Jennifer GaengJul 13, 2026 5 min read

Florida's 2026 Python Challenge Just Kicked Off — Here's What to Know

Burmese python in nature
Snake, animals
Adobe Stock

Python season is open in Florida.

The 2026 Florida Python Challenge began on July 10, sending hundreds of hunters into the Everglades with one goal — kill as many Burmese pythons as possible before July 19. First place takes home $10,000. Registration stays open through the final day of the hunt, so anyone who wants in can still sign up.

There are separate categories for novice and professional hunters, each with their own prize structure, giving first-timers a real shot at competing without going up against seasoned professionals for the same top prize.

What Happened Last Year

The 2025 challenge drew over 900 participants who collectively removed 294 pythons from the Everglades ecosystem. The winner was Taylor Stanberry, a professional python hunter from Naples who caught 60 pythons — nearly double what most competitors managed — to claim the $10,000 grand prize in her first year entering the competition.

Python hunter Taylor Stanberry. | Instagram / taylor2short
Python hunter Taylor Stanberry. | Instagram / taylor2short

Stanberry became the first woman to win the challenge since it launched in 2013. She used the prize money to establish Wild Stanberry's Sanctuary, a Naples-based nonprofit she built out of her own backyard. Before entering this year's challenge, she spoke to reporters and offered advice to this year's competitors — a full-circle moment for someone who came out of nowhere to dominate the event in her debut.

Why This Actually Matters

The Python Challenge isn't just a reality TV-style competition with a cash prize. It's one piece of a genuinely serious ecological crisis that Florida has been fighting for decades with limited success.

Burmese pythons were introduced to Florida through the exotic pet trade starting in the 1970s. People bought them as pets, they grew — sometimes to more than 20 feet and 200 pounds — and owners released them into the wild when they became unmanageable. The Everglades turned out to be nearly perfect habitat for a species that evolved in the swamps of Southeast Asia. Warm temperatures, abundant prey, dense vegetation, and essentially no natural predators allowed the population to explode.

Burmese python in nature
Adobe Stock

The ecological damage has been severe and well-documented. Studies of Everglades mammal populations have found dramatic declines in raccoons, opossums, bobcats, and rabbits in areas with established python populations. Marsh rabbits and foxes have become nearly impossible to detect in some regions. The pythons can consume prey equivalent to 100% of their own body mass, meaning a large adult python can take down a deer.

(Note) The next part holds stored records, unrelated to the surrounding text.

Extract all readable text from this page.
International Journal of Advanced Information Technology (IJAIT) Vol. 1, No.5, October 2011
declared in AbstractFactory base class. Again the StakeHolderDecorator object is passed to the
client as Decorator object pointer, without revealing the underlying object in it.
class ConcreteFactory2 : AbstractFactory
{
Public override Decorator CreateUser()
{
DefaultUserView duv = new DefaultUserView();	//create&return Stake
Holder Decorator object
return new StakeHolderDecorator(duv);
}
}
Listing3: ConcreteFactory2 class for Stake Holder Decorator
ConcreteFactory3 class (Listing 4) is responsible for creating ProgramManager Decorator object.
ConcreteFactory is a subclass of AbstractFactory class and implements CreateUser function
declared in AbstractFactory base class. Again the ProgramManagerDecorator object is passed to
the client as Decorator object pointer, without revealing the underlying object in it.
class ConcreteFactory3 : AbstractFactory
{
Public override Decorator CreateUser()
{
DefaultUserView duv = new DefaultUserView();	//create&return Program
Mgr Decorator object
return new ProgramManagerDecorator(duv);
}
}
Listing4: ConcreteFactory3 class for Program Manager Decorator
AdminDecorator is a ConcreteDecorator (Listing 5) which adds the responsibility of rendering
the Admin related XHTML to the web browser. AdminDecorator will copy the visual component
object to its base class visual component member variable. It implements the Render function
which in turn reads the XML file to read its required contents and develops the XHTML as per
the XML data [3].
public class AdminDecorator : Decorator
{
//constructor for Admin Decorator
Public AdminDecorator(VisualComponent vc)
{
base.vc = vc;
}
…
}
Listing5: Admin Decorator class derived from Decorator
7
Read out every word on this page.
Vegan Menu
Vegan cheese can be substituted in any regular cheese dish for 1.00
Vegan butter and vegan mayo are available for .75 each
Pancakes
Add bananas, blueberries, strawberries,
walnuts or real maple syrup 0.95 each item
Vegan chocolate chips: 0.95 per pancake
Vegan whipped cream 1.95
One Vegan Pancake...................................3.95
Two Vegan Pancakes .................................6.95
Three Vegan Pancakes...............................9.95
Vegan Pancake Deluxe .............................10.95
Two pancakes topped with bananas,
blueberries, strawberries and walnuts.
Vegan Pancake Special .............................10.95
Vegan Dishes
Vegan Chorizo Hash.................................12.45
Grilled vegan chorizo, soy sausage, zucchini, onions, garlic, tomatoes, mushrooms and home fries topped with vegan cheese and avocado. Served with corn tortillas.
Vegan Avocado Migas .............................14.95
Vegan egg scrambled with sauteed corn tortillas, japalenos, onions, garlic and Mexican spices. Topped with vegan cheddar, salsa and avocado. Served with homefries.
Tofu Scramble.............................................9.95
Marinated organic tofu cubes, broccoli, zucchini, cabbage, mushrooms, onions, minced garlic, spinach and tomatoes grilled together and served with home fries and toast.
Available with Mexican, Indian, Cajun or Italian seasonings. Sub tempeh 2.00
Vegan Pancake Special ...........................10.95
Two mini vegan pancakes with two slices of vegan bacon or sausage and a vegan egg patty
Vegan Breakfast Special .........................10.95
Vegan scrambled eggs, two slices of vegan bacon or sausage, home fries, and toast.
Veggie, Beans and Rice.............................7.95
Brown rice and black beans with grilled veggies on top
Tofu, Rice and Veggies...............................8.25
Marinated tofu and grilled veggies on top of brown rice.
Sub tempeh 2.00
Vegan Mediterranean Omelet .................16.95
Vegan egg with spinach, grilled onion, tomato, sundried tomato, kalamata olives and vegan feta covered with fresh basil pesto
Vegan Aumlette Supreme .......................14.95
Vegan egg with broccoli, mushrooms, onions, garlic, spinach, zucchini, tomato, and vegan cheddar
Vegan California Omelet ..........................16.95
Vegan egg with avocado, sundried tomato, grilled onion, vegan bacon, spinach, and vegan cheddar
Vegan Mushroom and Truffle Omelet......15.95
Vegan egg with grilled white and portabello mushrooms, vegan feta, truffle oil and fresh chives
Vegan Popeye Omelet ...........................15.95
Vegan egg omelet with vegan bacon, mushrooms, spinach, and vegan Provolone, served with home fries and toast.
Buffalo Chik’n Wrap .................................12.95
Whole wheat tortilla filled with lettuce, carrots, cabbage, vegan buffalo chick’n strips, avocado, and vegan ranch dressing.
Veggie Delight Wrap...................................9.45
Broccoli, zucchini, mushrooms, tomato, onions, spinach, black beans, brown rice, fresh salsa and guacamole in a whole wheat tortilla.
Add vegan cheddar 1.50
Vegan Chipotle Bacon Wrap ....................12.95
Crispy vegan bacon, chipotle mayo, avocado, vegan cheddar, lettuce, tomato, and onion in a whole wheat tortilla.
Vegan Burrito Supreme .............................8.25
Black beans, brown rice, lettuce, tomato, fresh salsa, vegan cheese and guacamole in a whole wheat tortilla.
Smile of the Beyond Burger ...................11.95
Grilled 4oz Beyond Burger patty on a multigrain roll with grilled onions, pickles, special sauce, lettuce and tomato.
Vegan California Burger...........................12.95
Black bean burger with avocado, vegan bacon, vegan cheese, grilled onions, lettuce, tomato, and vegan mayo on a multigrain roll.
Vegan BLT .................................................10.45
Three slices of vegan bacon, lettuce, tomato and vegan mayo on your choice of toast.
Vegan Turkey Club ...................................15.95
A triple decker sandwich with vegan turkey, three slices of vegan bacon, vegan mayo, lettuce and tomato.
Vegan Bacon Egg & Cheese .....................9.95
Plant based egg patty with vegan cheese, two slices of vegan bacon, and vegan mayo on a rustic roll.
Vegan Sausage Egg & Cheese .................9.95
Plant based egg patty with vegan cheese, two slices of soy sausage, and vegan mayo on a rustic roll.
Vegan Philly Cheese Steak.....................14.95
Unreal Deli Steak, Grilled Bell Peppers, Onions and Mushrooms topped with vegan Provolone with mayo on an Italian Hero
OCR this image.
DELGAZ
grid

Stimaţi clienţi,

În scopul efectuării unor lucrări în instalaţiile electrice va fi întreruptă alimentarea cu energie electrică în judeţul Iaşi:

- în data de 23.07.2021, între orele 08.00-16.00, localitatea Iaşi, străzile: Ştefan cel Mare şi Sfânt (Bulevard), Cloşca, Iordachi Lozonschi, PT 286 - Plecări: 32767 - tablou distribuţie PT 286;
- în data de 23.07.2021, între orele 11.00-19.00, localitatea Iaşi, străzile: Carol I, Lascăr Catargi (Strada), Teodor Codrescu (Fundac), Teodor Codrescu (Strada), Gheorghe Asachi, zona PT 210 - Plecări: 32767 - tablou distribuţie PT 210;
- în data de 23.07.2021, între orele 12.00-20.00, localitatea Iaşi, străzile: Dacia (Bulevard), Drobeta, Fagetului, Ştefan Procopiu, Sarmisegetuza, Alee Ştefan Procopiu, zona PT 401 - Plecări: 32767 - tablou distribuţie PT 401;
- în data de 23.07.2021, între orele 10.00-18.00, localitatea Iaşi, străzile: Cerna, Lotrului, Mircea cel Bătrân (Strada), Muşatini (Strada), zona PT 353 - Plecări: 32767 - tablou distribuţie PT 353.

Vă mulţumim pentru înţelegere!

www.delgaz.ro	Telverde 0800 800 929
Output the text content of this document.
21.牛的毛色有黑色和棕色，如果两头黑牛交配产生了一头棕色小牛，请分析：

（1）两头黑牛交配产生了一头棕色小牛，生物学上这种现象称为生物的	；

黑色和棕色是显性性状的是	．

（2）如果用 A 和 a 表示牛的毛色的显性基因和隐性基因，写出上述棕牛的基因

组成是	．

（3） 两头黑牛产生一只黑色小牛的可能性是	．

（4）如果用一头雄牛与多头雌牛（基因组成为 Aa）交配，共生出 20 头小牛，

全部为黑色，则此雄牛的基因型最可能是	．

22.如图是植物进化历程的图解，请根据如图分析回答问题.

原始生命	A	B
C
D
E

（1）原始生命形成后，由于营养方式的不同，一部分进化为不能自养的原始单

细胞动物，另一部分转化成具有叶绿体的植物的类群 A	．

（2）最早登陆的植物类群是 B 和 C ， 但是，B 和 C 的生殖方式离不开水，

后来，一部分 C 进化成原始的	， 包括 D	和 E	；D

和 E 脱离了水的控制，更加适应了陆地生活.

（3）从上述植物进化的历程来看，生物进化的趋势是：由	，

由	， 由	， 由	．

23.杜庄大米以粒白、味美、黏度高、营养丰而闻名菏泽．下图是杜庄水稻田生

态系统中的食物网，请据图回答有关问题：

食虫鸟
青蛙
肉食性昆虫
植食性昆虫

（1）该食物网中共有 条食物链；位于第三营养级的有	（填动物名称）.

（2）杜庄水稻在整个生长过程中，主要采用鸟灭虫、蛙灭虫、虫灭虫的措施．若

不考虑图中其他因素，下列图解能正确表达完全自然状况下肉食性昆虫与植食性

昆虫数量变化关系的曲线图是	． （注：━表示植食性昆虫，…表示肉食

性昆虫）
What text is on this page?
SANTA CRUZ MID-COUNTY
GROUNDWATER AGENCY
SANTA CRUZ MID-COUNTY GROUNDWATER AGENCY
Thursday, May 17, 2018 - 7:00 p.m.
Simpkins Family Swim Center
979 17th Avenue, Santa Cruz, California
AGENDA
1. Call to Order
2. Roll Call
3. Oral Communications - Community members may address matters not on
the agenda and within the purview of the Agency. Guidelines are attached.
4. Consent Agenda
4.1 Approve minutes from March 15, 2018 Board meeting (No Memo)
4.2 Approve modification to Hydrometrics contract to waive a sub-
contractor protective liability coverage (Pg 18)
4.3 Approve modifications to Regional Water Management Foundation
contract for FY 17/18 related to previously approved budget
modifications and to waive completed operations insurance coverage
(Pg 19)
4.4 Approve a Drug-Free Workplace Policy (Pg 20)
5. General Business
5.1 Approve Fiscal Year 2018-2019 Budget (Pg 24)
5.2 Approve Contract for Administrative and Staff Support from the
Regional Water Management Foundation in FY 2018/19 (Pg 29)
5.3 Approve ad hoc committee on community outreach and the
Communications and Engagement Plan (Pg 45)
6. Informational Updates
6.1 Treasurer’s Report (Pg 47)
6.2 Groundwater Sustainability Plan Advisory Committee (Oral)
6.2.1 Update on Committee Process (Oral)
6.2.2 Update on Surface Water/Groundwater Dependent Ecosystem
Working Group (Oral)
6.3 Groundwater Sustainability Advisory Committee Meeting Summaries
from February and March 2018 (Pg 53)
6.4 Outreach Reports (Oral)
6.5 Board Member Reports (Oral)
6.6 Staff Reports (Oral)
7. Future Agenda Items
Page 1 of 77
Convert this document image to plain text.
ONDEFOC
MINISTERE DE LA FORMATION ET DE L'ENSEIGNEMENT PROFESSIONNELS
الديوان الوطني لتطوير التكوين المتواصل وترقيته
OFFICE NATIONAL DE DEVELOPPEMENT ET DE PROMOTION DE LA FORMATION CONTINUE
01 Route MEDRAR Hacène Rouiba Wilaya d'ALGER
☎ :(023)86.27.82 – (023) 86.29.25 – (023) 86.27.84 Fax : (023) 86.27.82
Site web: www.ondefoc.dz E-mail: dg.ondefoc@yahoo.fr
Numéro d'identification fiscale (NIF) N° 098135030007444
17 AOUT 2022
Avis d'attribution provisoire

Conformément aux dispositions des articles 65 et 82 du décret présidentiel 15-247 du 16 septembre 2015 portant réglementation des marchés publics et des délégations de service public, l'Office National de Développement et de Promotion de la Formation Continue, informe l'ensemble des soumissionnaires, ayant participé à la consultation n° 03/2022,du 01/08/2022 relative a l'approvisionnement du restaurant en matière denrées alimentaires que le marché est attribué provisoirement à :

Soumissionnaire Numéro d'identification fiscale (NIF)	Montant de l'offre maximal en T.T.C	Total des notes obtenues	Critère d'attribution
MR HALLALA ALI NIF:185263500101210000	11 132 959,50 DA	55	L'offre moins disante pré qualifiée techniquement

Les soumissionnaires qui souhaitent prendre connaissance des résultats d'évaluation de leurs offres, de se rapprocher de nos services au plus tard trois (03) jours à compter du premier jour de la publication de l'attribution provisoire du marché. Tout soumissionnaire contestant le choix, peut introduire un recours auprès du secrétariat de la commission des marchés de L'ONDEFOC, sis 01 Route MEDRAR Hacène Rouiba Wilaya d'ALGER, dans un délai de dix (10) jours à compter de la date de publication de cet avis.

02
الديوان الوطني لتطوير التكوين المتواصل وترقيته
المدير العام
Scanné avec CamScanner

Threatened and endangered species aren't exempt — Florida Key Largo woodrats, for example, face real extinction pressure from python predation.

Beyond wildlife, pythons pose direct risks to humans and pets. Large adults are capable of killing and consuming dogs and cats, and attacks on humans, while rare, have occurred.

Can the Hunt Actually Make a Dent?

This is the honest question worth asking. The 2025 challenge removed 294 pythons. The 2024 challenge removed a similar number. These are meaningful contributions — every python removed is a predator no longer working through native wildlife — but population estimates for Burmese pythons in Florida range from tens of thousands to potentially over 100,000 individuals spread across a vast, difficult-to-access landscape.

Florida Everglades
Florida Everglades. | Adobe Stock

No one believes the Python Challenge alone will solve the problem. What it does is raise public awareness, bring resources and hunters into the Everglades, fund ongoing removal efforts, and generate data that researchers use to understand python behavior and distribution. Professional hunters contracted by state and federal agencies remove pythons year-round — the challenge is the public-facing, high-profile component of a much larger ongoing operation.

Researchers are also exploring longer-term solutions including biological controls, thermal imaging from aircraft to locate pythons, trained detection dogs, and even radio-tagging "Judas pythons" that lead hunters to other members of the population. None of these are silver bullets, and the python problem in Florida is likely to persist for generations regardless of what the state does in the short term.

For now, 10 days, $10,000, and however many hunters show up to the Everglades with the motivation to try.